Shares of Zuora (ZUO -1.07%) had soared today, up as much as 20% this morning before giving back much of those gains, after the company reported fiscal first-quarter earnings. As of 12:30 p.m. EDT, the stock is up just 3%.
Revenue in the first quarter increased 15% to $73.9 million, which topped the consensus estimate of $70.7 million in sales. That resulted in an adjusted net loss of $7.5 million, or $0.06 per share, which was also better than the $0.10 per share in adjusted losses that analysts were expecting. Customers with annual contract value (ACV) of $100,00 or more grew to 643, while dollar-based retention rate was 103%.

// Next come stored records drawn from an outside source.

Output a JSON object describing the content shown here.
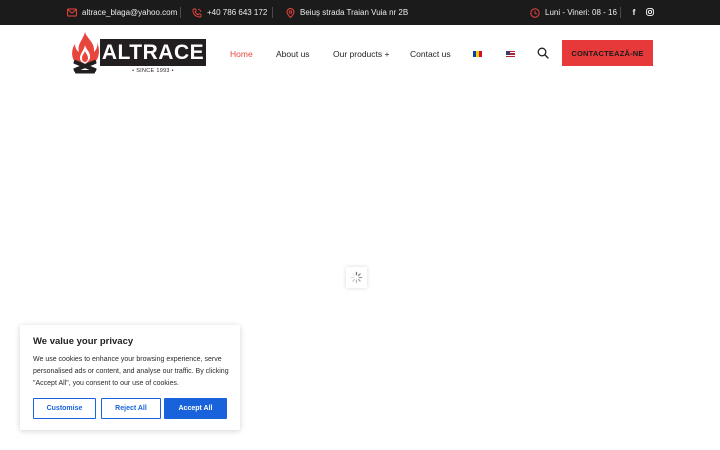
{
  "topbar": {
    "email": "altrace_blaga@yahoo.com",
    "phone": "+40 786 643 172",
    "address": "Beiuș strada Traian Vuia nr 2B",
    "hours": "Luni - Vineri: 08 - 16",
    "icons": [
      "envelope-icon",
      "phone-icon",
      "map-pin-icon",
      "clock-icon",
      "facebook-icon",
      "instagram-icon"
    ],
    "facebook_glyph": "f"
  },
  "logo": {
    "name": "ALTRACE",
    "since": "• SINCE 1993 •"
  },
  "nav": {
    "home": "Home",
    "about": "About us",
    "products": "Our products +",
    "contact": "Contact us",
    "languages": [
      "ro",
      "en"
    ]
  },
  "cta": "CONTACTEAZĂ-NE",
  "cookie": {
    "title": "We value your privacy",
    "text": "We use cookies to enhance your browsing experience, serve personalised ads or content, and analyse our traffic. By clicking \"Accept All\", you consent to our use of cookies.",
    "customise": "Customise",
    "reject": "Reject All",
    "accept": "Accept All"
  },
  "colors": {
    "accent": "#e8453c",
    "topbar_bg": "#1b1b1b",
    "cookie_blue": "#1863dc"
  }
}
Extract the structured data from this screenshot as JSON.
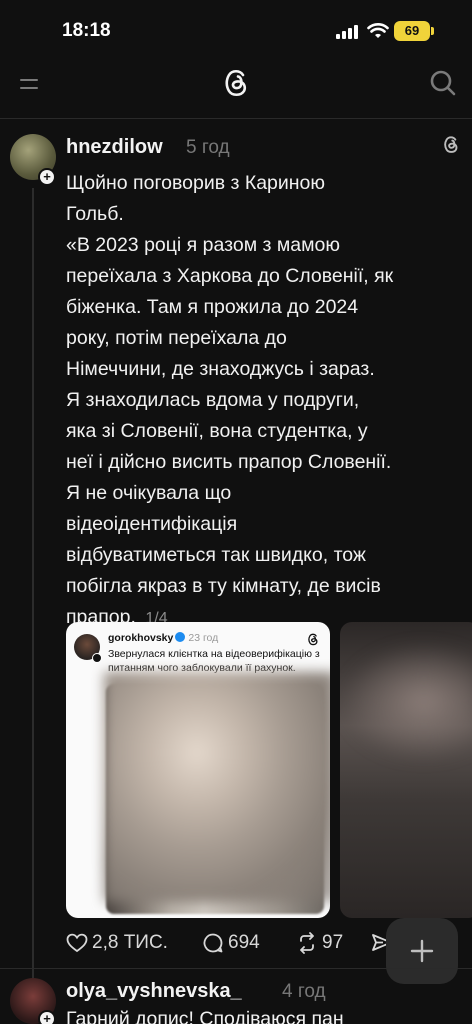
{
  "status_bar": {
    "time": "18:18",
    "battery": "69"
  },
  "post": {
    "username": "hnezdilow",
    "time": "5 год",
    "text_lines": [
      "Щойно поговорив з Кариною",
      "Гольб.",
      "«В 2023 році я разом з мамою",
      "переїхала з Харкова до Словенії, як",
      "біженка. Там я прожила до 2024",
      "року, потім переїхала до",
      "Німеччини, де знаходжусь і зараз.",
      "Я знаходилась вдома у подруги,",
      "яка зі Словенії, вона студентка, у",
      "неї і дійсно висить прапор Словенії.",
      "Я не очікувала що",
      "відеоідентифікація",
      "відбуватиметься так швидко, тож",
      "побігла якраз в ту кімнату, де висів"
    ],
    "last_line": "прапор.",
    "page_counter": "1/4",
    "embedded": {
      "username": "gorokhovsky",
      "time": "23 год",
      "text": "Звернулася клієнтка на відеоверифікацію з питанням чого заблокували її рахунок."
    },
    "likes": "2,8 ТИС.",
    "comments": "694",
    "reposts": "97"
  },
  "reply": {
    "username": "olya_vyshnevska_",
    "time": "4 год",
    "text": "Гарний допис! Сподіваюся пан"
  },
  "icons": {
    "menu": "menu-icon",
    "logo": "threads-logo-icon",
    "search": "search-icon",
    "like": "heart-icon",
    "comment": "comment-icon",
    "repost": "repost-icon",
    "share": "share-icon",
    "fab": "plus-icon"
  }
}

"We had another healthy quarter of growth despite the challenges arising from the pandemic," CEO Tien Tzuo said in a statement. "Moments like these truly highlight the resilience of having a subscription revenue business, both for us and for our customers."
Due to ongoing macroeconomic uncertainty related to the COVID-19 pandemic, Zuora is withdrawing its full-year guidance that it had previously issued in March. The company, which provides tools for other businesses to transition to a subscription model, did provide guidance for the second quarter.
Revenue is expected to be $72.5 million to $75 million, compared to Wall Street's expectation of $74.5 million in sales. That should translate into an adjusted net loss per share of $0.07 to $0.08, roughly in line with the consensus estimate of $0.08 per share in adjusted net losses.